The back of the chip has some other production code as well as an exposed thermal pad. This is meant to be soldered directly onto your PCB and facilitates the transfer of heat from the chip to the board. It’s interesting to see how the plastic moulding compound seems to have crept a bit onto the edges of the thermal pad; that almost looks like it shouldn’t be that way.
I soldered together a simple test board to try out the chip’s functionality. The function generator on the left outputs a PWM signal that the DRV8876 then uses to drive its power transistors. It can also sense the current flowing into the motor and gives a signal when it exceeds a certain (programmable) amount. The duty cycle of the outgoing the signal is then automatically reduced to keep the motor current within a safe range.
When we take a look inside the chip, several things stand out. First, we can see that this chip uses a very thick copper top metal layer. At the lower end we see the remains of two narrow horizontal strips, which are the H-bridge’s supply and ground lines, and two thicker strips which form the two output pins. Much of the copper was stripped away during the chemical etching process, leaving these copper smudges behind.

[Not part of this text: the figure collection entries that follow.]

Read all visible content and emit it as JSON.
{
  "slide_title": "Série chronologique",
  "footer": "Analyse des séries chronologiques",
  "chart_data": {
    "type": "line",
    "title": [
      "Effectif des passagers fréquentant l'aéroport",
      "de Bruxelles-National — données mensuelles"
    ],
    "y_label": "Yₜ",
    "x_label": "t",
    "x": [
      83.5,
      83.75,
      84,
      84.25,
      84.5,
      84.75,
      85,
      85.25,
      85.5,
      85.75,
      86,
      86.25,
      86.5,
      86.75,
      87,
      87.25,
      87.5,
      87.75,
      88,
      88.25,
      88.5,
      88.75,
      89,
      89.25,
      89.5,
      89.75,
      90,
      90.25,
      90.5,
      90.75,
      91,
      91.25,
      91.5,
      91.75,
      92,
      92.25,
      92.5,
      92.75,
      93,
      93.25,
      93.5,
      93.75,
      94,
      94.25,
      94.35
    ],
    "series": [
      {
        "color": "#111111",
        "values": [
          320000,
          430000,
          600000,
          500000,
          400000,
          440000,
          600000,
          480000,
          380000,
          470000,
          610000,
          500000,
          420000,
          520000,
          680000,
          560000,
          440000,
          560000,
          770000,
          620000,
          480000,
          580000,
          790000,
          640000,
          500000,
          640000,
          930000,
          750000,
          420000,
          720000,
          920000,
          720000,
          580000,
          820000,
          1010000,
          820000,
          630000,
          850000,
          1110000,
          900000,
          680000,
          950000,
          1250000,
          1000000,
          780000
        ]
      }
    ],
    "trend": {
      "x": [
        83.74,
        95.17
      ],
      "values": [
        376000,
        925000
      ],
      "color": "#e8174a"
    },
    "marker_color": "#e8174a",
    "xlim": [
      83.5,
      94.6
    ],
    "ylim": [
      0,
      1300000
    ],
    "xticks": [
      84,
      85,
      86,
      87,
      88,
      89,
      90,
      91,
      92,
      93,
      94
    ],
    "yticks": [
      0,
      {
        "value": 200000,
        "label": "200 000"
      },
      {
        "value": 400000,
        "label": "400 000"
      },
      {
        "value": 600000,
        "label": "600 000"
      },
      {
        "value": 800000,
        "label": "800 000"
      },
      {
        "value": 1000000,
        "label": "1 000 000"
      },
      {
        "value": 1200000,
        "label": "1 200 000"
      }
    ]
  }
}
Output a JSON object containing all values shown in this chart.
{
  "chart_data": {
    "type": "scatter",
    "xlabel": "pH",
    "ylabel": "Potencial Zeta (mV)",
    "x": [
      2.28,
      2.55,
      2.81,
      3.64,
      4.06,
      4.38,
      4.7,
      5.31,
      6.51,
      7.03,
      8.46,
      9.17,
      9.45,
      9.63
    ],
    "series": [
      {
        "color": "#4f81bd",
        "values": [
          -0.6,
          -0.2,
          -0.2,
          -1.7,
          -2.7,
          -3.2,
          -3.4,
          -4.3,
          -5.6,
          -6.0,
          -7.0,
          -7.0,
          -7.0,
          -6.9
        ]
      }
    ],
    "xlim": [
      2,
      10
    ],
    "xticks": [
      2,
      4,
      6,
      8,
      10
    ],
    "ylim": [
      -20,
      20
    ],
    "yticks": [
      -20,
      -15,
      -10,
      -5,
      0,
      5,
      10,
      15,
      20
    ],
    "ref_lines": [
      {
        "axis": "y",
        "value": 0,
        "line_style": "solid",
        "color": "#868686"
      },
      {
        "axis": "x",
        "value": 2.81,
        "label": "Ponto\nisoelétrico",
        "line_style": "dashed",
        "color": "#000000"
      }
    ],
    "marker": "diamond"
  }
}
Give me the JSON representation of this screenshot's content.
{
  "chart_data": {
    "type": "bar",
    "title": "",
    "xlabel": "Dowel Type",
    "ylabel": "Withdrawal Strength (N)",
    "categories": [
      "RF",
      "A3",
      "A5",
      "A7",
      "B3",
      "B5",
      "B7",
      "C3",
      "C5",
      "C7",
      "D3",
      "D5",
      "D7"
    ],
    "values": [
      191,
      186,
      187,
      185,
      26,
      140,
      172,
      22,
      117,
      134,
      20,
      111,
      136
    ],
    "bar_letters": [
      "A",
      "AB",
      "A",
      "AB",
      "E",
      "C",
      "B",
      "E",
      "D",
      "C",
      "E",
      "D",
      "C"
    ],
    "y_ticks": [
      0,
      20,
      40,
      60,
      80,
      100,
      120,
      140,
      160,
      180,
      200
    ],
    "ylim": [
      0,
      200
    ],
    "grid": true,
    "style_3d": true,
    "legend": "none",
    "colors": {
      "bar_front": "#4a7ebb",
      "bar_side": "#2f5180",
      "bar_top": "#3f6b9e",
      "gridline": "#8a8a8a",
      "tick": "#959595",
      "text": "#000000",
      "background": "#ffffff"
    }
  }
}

Second, we can tell that the bond wires were also made of copper. The wires themselves are gone, and studs remain where they were bonded to the chip. TI was one of the first manufacturers to apply copper wire bonding in production quantities; gold has always been the standard material because it was easy to work with, despite its much higher cost compared to copper. Advances in wire bonding technology have enabled the use of copper, which is not only cheaper but also has a significantly lower resistivity than gold.
Third, this chip’s design is way more complicated than I thought it would be! I would have expected the large power transistors and their slightly smaller drivers, plus a few logic gates and some small analog circuits (comparators mostly), but this chip has a significant amount of digital logic (the brown rectangle in the centre) and huge amounts of other stuff scattered across the die.
Zooming in a bit, we find the chip’s identifier as well as a 2018 copyright date. The grid of little squares that covers the chip is a grid of dummy structures, which are necessary to ensure proper smoothness and constant etch rates across the whole chip. These are usually seen on technologies measuring 130 nm and below.
Here’s what looks like a piece of analog circuitry. The pink rectangles could be capacitors or large transistors. Note how the dummies have been omitted on top of these devices.
If we look at the power transistors, we find a very fine-grained finger structure. The source and drain terminals alternate along the width of the transistor. Only one set is connected to the metal top layer using a set of vertical contacts.
In the bottom-left corner, among a sea of dummies, is this feature that looks like an alignment marker of some sort.
When we look at the digital area in the middle of the die, we can clearly see the routing on the top metal layer. A few layers down we see the logic cells as dark horizontal strips. Note how the top metal layer is quite dense, but still requires dummies here and there (the bright squares). As I mentioned before, the total amount of logic looks rather large for such a simple chip: the basic functionality seems to me to be just some AND-ing and OR-ing of input signals, and handling a few fault conditions (overcurrent, overtemperature, undervoltage etc). The logic here looks complicated enough for a simple microcontroller. Maybe this chip performs some clever auto-calibration when it powers up? Maybe it’s just for automated production testing in the factory? Who knows, but in any case implementing lots of digital is easy in an advanced process like this.